Groggy, caffeine-deficient citizens got a jolt of 21st-century reality this morning as Jay Mariotti debuted at his new home, AOL Sports. Yes, he's no longer just Chicago's problem; Jay belongs to the world.
How did the initial effort go? I have to say, I've never before seen The Great Wall of China, Richard M. Daley and animal penis combined so seamlessly in an opening paragraph. But then I don't read as much as I should. I'll sum it up by saying this: Jay is still all class. He wastes no time in lobbing Holy Hand Grenades at his old employers, even taking a swipe at them with the name of his column: Sign of the Times.
Just what were the circumstances of Jay leaving the Chicago Sun-Times, you might ask? In his accounting of events, Jay of course plays the victim, like always. Let's get right to the most interesting portion.
A week into the Olympics, I was inside The Water Cube That Phelps Built when a voice-mail popped in. It was from the sports editor of the ailing Chicago Sun-Times, asking me to accommodate the newspaper's Paleozoic-era deadlines by doing something the readers wouldn't appreciate. He wanted me to write one column that had Michael Phelps winning that day's race and another column that had him losing. Both would be filed long before the event, which, in some quarters, would be considered an editorial directive to cook up fiction.
I would insert blanks for the finishing times, which a copy editor would fill in, and the bulk would be a lot of jibber-jabber that worked regardless of the result. The editors would decide which column ran based on the outcome. In other words, processed lunch meat for your 50 cents — and it wasn't the first time. I usually just dealt with these hideous requests. This time, I balked.
Jay, stop! I must shield my eyes ... I can barely see you through the reflection off your shining armor!
Also there's this; read into it what you will:
I'm working for a company, AOL, that attracted 54 million unique visitors to its programming content sites in November and ranks fourth in traffic among Internet news sites. As established writers keep moving Web-ward, it will cause consternation among a few members of the sports blogosphere, some of whom think they own the Internet when, as everyone knows, Bill Kurtis owns the Internet. I've never bought into this "mainstream media vs. bloggers" blood war because, in my mind, we're all writers. The best young writers provide compelling takes on sports. The losers wake up each day and attack (choose your ESPN target), an approach that can't attract much audience beyond a few neurotic souls in sports media. Now hear this: I'm a bit too busy to hate bloggers or, really, anyone but terrorists and certain Illinois politicians.
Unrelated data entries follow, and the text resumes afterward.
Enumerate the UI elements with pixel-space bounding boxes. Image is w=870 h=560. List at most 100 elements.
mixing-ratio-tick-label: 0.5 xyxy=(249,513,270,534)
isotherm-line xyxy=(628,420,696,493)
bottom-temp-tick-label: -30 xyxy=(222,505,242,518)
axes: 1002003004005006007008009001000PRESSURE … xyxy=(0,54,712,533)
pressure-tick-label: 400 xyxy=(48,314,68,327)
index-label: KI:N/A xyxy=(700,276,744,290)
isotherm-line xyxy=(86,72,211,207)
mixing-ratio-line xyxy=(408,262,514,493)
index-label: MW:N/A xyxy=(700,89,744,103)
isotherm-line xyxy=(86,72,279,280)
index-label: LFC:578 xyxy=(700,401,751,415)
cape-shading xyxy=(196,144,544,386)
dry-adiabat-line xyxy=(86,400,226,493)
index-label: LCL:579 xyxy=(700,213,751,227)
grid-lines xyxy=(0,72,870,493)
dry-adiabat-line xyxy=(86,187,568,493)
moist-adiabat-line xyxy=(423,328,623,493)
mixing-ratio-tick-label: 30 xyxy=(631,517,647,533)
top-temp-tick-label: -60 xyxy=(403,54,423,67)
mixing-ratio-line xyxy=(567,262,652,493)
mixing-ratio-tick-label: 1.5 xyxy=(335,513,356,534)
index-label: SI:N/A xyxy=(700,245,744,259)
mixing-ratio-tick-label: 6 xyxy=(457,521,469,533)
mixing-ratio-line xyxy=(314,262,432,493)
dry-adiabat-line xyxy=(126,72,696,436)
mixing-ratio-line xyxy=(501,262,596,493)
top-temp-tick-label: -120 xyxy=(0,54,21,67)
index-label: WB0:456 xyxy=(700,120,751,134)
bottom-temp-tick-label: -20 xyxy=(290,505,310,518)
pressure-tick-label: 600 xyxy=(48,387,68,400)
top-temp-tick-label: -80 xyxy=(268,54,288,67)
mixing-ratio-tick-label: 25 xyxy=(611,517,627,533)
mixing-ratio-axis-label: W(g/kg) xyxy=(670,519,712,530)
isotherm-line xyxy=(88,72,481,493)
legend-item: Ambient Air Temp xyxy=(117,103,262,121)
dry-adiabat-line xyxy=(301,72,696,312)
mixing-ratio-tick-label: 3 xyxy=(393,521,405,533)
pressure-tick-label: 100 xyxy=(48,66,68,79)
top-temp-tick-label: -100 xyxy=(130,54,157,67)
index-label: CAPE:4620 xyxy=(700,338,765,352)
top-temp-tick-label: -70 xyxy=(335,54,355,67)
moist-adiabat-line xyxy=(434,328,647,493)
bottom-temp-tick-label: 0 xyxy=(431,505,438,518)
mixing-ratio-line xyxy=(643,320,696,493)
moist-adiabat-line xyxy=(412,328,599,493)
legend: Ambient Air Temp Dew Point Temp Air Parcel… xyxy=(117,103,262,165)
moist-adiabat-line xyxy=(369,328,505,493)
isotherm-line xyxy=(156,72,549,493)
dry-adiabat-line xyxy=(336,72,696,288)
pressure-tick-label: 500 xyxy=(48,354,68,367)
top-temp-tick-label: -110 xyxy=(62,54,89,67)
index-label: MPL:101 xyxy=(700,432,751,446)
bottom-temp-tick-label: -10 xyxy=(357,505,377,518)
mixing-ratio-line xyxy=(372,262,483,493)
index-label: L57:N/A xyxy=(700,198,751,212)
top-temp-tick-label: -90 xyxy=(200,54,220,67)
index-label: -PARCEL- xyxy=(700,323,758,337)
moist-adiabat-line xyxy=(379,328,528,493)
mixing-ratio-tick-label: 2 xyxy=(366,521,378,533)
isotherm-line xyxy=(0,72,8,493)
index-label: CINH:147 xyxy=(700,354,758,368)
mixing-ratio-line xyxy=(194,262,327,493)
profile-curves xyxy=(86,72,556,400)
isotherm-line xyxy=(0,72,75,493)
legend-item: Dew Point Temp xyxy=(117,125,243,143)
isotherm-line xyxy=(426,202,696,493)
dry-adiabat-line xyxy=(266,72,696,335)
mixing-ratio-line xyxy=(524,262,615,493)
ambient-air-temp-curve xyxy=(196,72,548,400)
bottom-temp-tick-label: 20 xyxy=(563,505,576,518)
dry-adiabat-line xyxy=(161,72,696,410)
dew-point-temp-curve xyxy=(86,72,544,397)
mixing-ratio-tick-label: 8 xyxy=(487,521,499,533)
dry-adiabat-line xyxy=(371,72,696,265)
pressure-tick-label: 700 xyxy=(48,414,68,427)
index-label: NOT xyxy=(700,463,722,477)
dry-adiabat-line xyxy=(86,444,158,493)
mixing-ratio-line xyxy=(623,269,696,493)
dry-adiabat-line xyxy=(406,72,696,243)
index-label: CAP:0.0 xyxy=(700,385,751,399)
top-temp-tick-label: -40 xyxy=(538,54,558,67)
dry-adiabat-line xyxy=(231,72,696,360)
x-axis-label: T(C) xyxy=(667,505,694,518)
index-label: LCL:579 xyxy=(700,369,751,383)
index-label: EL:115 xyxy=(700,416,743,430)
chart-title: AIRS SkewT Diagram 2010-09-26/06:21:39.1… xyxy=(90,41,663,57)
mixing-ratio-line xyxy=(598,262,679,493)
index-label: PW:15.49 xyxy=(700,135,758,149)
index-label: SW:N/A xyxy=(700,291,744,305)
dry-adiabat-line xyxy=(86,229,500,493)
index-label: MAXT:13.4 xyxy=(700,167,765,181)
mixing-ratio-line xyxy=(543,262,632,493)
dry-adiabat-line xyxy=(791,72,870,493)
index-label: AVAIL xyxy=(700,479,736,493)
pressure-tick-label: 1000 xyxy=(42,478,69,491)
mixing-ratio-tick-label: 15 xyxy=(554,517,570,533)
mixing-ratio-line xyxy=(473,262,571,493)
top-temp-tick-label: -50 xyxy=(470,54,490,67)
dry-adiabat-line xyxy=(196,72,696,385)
I just think they should be writing about Steve Smith, not Stephen A. Smith.
Then, later, this horrifying graph:
Know how nutty it got? AOL rated me 14th on its Most Controversial Sports Figures list, between Chad Ocho Cinco and the Steinbrenners. If my eventual new bosses knew about my torrid fling with Madonna, I'd have cracked the top five, I betcha.
I can forgive you for a lot, Jay Mariotti. But for placing that mental image in my brain, may you rot in Hades.
Others mentioned in Jay's first column: Bill Plaschke, Woody Paige, bloggers, Mark Cuban, Glenn Close. Oh, it's a fun read, which includes nothing of the Rick Tealander-Barack Obama controversy. Come on Jay, shouldn't a reporter include all the facts?